In desert environments, even small modifications of the climate may make survival through hot and dry periods more likely for animals and thus elicit distinct behavioural preferences for thermal refuges (Dawson and others 2006; Cain and others 2006; Fuller and others 2014). Many small endotherms avoid the heat of the day by being nocturnal and using burrows or cavities as thermal refuges (Chapman 2013; Amat-Valero and others 2014). However, while desert endotherms that are too large to seek shelter underground or lack fossorial adaptations generally have a relatively high thermal tolerance, they must still reduce their thermal load during the day but have relatively few sites available that they can use as thermal shelters (Fuller and others 2016). Our findings show that even a relatively small difference in microclimate (approximately 2 °C) generated by the presence of mistletoe can influence the daytime refuge selection of a relatively large-bodied desert endotherm.

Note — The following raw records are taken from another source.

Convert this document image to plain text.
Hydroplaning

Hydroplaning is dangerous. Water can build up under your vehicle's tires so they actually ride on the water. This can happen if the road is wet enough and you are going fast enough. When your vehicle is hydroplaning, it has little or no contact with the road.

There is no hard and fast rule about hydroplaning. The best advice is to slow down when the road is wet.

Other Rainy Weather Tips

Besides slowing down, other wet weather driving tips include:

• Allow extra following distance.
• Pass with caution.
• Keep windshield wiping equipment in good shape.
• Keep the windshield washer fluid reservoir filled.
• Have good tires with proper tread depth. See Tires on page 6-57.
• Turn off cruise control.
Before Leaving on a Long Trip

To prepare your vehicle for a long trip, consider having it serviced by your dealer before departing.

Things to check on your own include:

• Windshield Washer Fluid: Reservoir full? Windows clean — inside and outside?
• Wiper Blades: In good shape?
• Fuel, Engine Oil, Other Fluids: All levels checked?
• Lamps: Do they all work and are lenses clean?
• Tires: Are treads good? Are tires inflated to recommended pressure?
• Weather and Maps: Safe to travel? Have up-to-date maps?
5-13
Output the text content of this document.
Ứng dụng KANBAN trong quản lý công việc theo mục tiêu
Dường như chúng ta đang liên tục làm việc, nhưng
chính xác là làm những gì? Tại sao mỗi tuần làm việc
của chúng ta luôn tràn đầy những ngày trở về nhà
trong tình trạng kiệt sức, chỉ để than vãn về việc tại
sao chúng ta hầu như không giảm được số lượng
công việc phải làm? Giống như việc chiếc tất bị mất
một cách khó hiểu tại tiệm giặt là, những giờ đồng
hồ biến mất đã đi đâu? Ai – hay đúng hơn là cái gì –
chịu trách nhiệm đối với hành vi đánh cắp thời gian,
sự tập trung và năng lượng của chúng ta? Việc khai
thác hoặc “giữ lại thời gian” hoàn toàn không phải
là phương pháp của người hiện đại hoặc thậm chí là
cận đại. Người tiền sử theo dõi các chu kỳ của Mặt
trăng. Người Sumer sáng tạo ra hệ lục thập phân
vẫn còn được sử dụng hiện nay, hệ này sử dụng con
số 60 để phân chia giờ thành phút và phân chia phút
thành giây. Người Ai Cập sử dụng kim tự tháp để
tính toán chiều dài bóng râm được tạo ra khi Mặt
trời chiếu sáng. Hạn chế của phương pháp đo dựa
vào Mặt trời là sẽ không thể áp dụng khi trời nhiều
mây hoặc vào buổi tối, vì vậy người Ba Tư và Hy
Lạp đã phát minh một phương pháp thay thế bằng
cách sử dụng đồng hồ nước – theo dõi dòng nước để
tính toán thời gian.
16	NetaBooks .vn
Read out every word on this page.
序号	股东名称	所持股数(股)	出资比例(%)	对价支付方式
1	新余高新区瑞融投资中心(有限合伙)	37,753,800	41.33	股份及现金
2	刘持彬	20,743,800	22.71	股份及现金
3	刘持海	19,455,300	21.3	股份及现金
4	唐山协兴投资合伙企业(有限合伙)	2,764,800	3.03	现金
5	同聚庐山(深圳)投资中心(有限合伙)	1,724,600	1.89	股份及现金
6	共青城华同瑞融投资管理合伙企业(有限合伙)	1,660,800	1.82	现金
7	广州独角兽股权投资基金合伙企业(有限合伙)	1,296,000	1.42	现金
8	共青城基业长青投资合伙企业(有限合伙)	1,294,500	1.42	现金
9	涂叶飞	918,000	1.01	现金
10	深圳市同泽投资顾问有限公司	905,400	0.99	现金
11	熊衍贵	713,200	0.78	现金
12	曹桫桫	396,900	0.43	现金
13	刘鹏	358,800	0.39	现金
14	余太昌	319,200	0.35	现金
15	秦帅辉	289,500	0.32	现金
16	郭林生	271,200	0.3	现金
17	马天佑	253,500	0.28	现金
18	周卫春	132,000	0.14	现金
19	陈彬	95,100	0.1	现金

Our study offers two unique insights into how mistletoes can facilitate their biotic environment by creating a distinct microclimate. First, although our results concord with previous research showing that mistletoe clumps are cooler than the surrounding foliage (Ndagurwa and others 2016b), we demonstrate that the influence of a mistletoe microclimate can extend beyond the physical structure of mistletoe clumps to the sub-canopy microclimate. Second, our study shows how this moderation of the sub-canopy microclimate by mistletoe can then indirectly facilitate habitat use by a larger-bodied animal that does not directly contact mistletoe. More broadly, the results of our study emphasise the prevalence of positive interactions within ecological communities and how they can occur in unexpected ways and indirectly between organisms that never come into direct contact.